Amendments to Russia’s 1997 Law on Freedom of Conscience and Religious Associations, passed March 24 by the Duma, require foreign-trained clergy to obtain “recertification from a Russian religious organization.” Clergy already working in Russia are exempt from the “recertification” requirement.

The amendments, awaiting final approval by Russian Federal Assembly’s upper house, also require churches to submit membership lists annually to the Justice Ministry and prevent “local religious organizations” from breaking away from larger churches.

“The new provisions all come from Soviet times and bring us closer to the Soviet system,” said Jesuit Father Stephan Lipke.

“Certainly, these rules will ensure our clergy are prepared for conditions in Russia,” added the priest, who also directs Moscow’s St. Thomas Institute. “But they will also require more work, as we prepare the necessary adjustments. At any stage, officials could say we’re not complying, giving the state additional means to introduce new repression.”

In a March 29 interview with Catholic News Service, Lipke said the new regulations would pose difficulties for religious orders like the Jesuits, whose only Russian novice awaits ordination after studying abroad. He said the Catholic seminary in St. Petersburg was recognized by the government and might offer its own recertification course.
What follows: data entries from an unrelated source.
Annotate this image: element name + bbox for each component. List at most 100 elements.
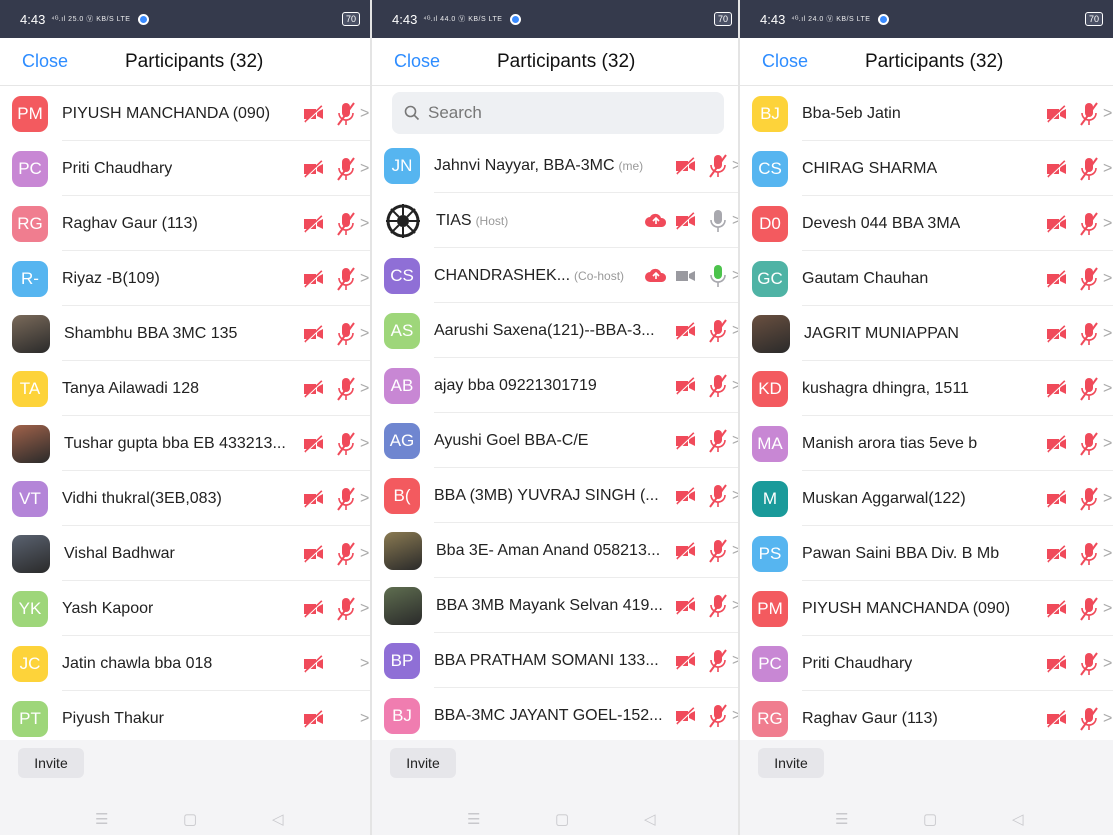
participant-name: Aarushi Saxena(121)--BBA-3...: [434, 322, 655, 340]
back-icon[interactable]: ◁: [272, 810, 284, 828]
participant-row[interactable]: CS CHANDRASHEK... (Co-host) >: [372, 248, 742, 303]
mic-muted-icon: [1077, 431, 1101, 457]
participant-name-text: BBA-3MC JAYANT GOEL-152...: [434, 706, 663, 724]
participant-status-icons: >: [1045, 416, 1113, 471]
participant-row[interactable]: BBA 3MB Mayank Selvan 419... >: [372, 578, 742, 633]
close-button[interactable]: Close: [22, 51, 68, 72]
avatar: R-: [12, 260, 48, 297]
participant-row[interactable]: MA Manish arora tias 5eve b >: [740, 416, 1113, 471]
participant-name-text: Yash Kapoor: [62, 599, 154, 617]
participant-status-icons: >: [1045, 251, 1113, 306]
home-icon[interactable]: ▢: [555, 810, 569, 828]
chevron-right-icon: >: [360, 654, 370, 672]
chevron-right-icon: >: [360, 489, 370, 507]
participant-row[interactable]: BP BBA PRATHAM SOMANI 133... >: [372, 633, 742, 688]
video-muted-icon: [1045, 434, 1069, 453]
participant-row[interactable]: TA Tanya Ailawadi 128 >: [0, 361, 370, 416]
participant-status-icons: >: [644, 248, 742, 303]
participant-row[interactable]: BJ Bba-5eb Jatin >: [740, 86, 1113, 141]
participant-row[interactable]: D0 Devesh 044 BBA 3MA >: [740, 196, 1113, 251]
participant-row[interactable]: PM PIYUSH MANCHANDA (090) >: [0, 86, 370, 141]
search-input[interactable]: Search: [392, 92, 724, 134]
menu-icon[interactable]: ☰: [467, 810, 480, 828]
video-muted-icon: [1045, 489, 1069, 508]
participant-row[interactable]: PS Pawan Saini BBA Div. B Mb >: [740, 526, 1113, 581]
mic-muted-icon: [706, 703, 730, 729]
back-icon[interactable]: ◁: [1012, 810, 1024, 828]
avatar: PC: [12, 150, 48, 187]
avatar: PM: [12, 95, 48, 132]
participant-row[interactable]: TIAS (Host) >: [372, 193, 742, 248]
chevron-right-icon: >: [1103, 104, 1113, 122]
participant-row[interactable]: RG Raghav Gaur (113) >: [740, 691, 1113, 746]
home-icon[interactable]: ▢: [183, 810, 197, 828]
panel-divider: [738, 0, 740, 835]
menu-icon[interactable]: ☰: [95, 810, 108, 828]
chevron-right-icon: >: [1103, 599, 1113, 617]
video-muted-icon: [674, 486, 698, 505]
participants-header: Close Participants (32): [740, 38, 1113, 86]
participant-name-text: Manish arora tias 5eve b: [802, 434, 978, 452]
video-muted-icon: [674, 706, 698, 725]
participant-row[interactable]: Bba 3E- Aman Anand 058213... >: [372, 523, 742, 578]
participant-name-text: Priti Chaudhary: [802, 654, 913, 672]
chevron-right-icon: >: [1103, 489, 1113, 507]
participant-row[interactable]: AB ajay bba 09221301719 >: [372, 358, 742, 413]
mic-muted-icon: [334, 376, 358, 402]
invite-button[interactable]: Invite: [18, 748, 84, 778]
participant-row[interactable]: PC Priti Chaudhary >: [740, 636, 1113, 691]
mic-active-icon: [706, 263, 730, 289]
close-button[interactable]: Close: [762, 51, 808, 72]
avatar: PM: [752, 590, 788, 627]
participant-row[interactable]: Shambhu BBA 3MC 135 >: [0, 306, 370, 361]
back-icon[interactable]: ◁: [644, 810, 656, 828]
avatar: RG: [12, 205, 48, 242]
participant-status-icons: >: [302, 196, 370, 251]
participant-row[interactable]: M Muskan Aggarwal(122) >: [740, 471, 1113, 526]
mic-muted-icon: [334, 211, 358, 237]
participant-row[interactable]: Tushar gupta bba EB 433213... >: [0, 416, 370, 471]
video-muted-icon: [674, 321, 698, 340]
invite-button[interactable]: Invite: [758, 748, 824, 778]
participant-row[interactable]: B( BBA (3MB) YUVRAJ SINGH (... >: [372, 468, 742, 523]
participant-name: TIAS (Host): [436, 212, 508, 230]
participant-row[interactable]: JN Jahnvi Nayyar, BBA-3MC (me) >: [372, 138, 742, 193]
participant-row[interactable]: YK Yash Kapoor >: [0, 581, 370, 636]
participant-row[interactable]: JAGRIT MUNIAPPAN >: [740, 306, 1113, 361]
participant-list: JN Jahnvi Nayyar, BBA-3MC (me) > TIAS (Hos…: [372, 138, 742, 743]
participant-row[interactable]: CS CHIRAG SHARMA >: [740, 141, 1113, 196]
participant-status-icons: >: [1045, 471, 1113, 526]
signal-icon: ⁴ᴳ.ıl 24.0 Ⓥ KB/S LTE: [791, 16, 871, 23]
chevron-right-icon: >: [1103, 434, 1113, 452]
video-muted-icon: [1045, 104, 1069, 123]
participant-row[interactable]: GC Gautam Chauhan >: [740, 251, 1113, 306]
participant-row[interactable]: R- Riyaz -B(109) >: [0, 251, 370, 306]
participant-name-text: Gautam Chauhan: [802, 269, 929, 287]
avatar: [12, 314, 50, 353]
participant-row[interactable]: KD kushagra dhingra, 1511 >: [740, 361, 1113, 416]
avatar: M: [752, 480, 788, 517]
close-button[interactable]: Close: [394, 51, 440, 72]
chevron-right-icon: >: [1103, 324, 1113, 342]
menu-icon[interactable]: ☰: [835, 810, 848, 828]
participant-row[interactable]: PM PIYUSH MANCHANDA (090) >: [740, 581, 1113, 636]
participant-row[interactable]: PC Priti Chaudhary >: [0, 141, 370, 196]
home-icon[interactable]: ▢: [923, 810, 937, 828]
participant-row[interactable]: Vishal Badhwar >: [0, 526, 370, 581]
participant-name-text: Raghav Gaur (113): [802, 709, 938, 727]
participant-row[interactable]: PT Piyush Thakur >: [0, 691, 370, 746]
video-muted-icon: [674, 541, 698, 560]
invite-button[interactable]: Invite: [390, 748, 456, 778]
panel-divider: [370, 0, 372, 835]
chevron-right-icon: >: [1103, 214, 1113, 232]
participant-row[interactable]: RG Raghav Gaur (113) >: [0, 196, 370, 251]
participant-name: JAGRIT MUNIAPPAN: [804, 325, 959, 343]
participant-row[interactable]: AS Aarushi Saxena(121)--BBA-3... >: [372, 303, 742, 358]
participant-row[interactable]: BJ BBA-3MC JAYANT GOEL-152... >: [372, 688, 742, 743]
avatar: MA: [752, 425, 788, 462]
participant-row[interactable]: AG Ayushi Goel BBA-C/E >: [372, 413, 742, 468]
participant-row[interactable]: JC Jatin chawla bba 018 >: [0, 636, 370, 691]
participant-status-icons: >: [674, 688, 742, 743]
mic-muted-icon: [1077, 376, 1101, 402]
participant-row[interactable]: VT Vidhi thukral(3EB,083) >: [0, 471, 370, 526]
Explaining the bill March 23, the Duma’s civil society commission chairman, Sergei Gavrilov, said foreign clergy coming to Russia would require “additional professional education” at a theology department approved by Russia’s Education Ministry, with sponsorship from a “centralized religious organization.” He added that the measure would apply only to clergy beginning work for the first time and would not affect clergy paying single visits for services or lectures.
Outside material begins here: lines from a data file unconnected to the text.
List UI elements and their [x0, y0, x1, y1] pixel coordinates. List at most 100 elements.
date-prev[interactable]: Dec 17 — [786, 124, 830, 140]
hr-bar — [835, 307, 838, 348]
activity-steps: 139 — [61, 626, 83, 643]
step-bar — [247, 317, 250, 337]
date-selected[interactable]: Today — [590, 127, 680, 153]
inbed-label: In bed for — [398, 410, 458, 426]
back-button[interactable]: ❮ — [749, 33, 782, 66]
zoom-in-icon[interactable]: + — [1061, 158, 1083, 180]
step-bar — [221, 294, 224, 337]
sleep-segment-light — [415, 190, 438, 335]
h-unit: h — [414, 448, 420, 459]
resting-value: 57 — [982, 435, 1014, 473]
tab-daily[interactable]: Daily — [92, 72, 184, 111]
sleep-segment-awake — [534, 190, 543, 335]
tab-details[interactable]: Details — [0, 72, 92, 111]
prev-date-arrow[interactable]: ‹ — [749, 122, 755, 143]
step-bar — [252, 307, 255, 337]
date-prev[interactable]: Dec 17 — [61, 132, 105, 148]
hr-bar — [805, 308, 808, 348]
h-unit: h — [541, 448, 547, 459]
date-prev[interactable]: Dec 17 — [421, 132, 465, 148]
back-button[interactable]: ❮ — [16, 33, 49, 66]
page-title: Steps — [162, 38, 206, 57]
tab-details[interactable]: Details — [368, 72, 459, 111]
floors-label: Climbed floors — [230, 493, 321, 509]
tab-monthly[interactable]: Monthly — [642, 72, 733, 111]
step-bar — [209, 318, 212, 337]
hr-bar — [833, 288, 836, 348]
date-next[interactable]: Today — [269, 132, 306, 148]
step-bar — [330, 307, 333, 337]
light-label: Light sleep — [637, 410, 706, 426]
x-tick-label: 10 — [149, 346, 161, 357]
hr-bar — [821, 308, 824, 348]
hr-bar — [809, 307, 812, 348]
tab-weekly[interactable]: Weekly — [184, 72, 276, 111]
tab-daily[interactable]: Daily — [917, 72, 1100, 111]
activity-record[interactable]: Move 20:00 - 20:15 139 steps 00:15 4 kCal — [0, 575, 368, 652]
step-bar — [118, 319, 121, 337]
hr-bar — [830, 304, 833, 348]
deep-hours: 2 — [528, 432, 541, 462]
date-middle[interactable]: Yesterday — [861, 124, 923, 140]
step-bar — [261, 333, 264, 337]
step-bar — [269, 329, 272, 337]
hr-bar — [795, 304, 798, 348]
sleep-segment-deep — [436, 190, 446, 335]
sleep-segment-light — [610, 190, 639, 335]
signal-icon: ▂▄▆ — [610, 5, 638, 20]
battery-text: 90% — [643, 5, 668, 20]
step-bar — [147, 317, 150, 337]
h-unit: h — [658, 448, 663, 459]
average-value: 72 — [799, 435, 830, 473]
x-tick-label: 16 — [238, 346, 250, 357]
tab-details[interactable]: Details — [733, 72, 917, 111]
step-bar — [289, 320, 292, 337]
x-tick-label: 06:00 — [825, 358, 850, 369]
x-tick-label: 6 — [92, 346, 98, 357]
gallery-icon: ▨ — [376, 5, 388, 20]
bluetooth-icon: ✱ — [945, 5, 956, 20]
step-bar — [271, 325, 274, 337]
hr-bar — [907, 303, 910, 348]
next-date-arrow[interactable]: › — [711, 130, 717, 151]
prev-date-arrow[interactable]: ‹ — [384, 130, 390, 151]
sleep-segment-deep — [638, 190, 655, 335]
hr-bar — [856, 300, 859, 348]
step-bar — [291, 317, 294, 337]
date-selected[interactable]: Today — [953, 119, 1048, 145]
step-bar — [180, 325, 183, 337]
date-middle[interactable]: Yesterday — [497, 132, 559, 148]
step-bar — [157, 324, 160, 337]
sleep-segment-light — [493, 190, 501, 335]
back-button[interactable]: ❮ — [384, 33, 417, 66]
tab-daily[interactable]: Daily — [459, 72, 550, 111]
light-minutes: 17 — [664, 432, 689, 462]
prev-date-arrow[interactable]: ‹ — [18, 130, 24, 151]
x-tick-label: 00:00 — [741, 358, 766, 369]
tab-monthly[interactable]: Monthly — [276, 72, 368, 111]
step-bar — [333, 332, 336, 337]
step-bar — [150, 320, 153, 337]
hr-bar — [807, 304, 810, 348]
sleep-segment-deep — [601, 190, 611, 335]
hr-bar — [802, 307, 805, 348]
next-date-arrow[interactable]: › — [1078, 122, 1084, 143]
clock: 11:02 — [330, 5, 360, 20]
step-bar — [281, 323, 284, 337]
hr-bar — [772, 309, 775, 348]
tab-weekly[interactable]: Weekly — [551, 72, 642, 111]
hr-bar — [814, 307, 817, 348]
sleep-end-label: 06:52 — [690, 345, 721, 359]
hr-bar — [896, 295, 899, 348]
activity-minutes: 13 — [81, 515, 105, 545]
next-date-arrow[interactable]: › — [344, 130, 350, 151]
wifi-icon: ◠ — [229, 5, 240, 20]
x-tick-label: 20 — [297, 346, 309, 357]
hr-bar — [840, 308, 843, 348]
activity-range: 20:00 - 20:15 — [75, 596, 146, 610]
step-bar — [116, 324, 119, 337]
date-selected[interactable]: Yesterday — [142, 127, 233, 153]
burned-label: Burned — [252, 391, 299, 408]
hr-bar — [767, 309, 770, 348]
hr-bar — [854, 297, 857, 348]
An explanatory document said the aim was to prevent foreign-trained clergy from “disseminating religious extremist ideology.”

Lipke said the amendments did not rule out online courses, making it possible that some clergy could complete recertification studies before arriving, while the exemption of clergy already working in Russia had eased fears that Russia’s Catholic bishops might have to “undergo reeducation.”

“However, whereas in other countries you can go to court to ensure religious freedom isn’t affected by such laws, this is difficult in Russia,” the bishops’ conference secretary-general added.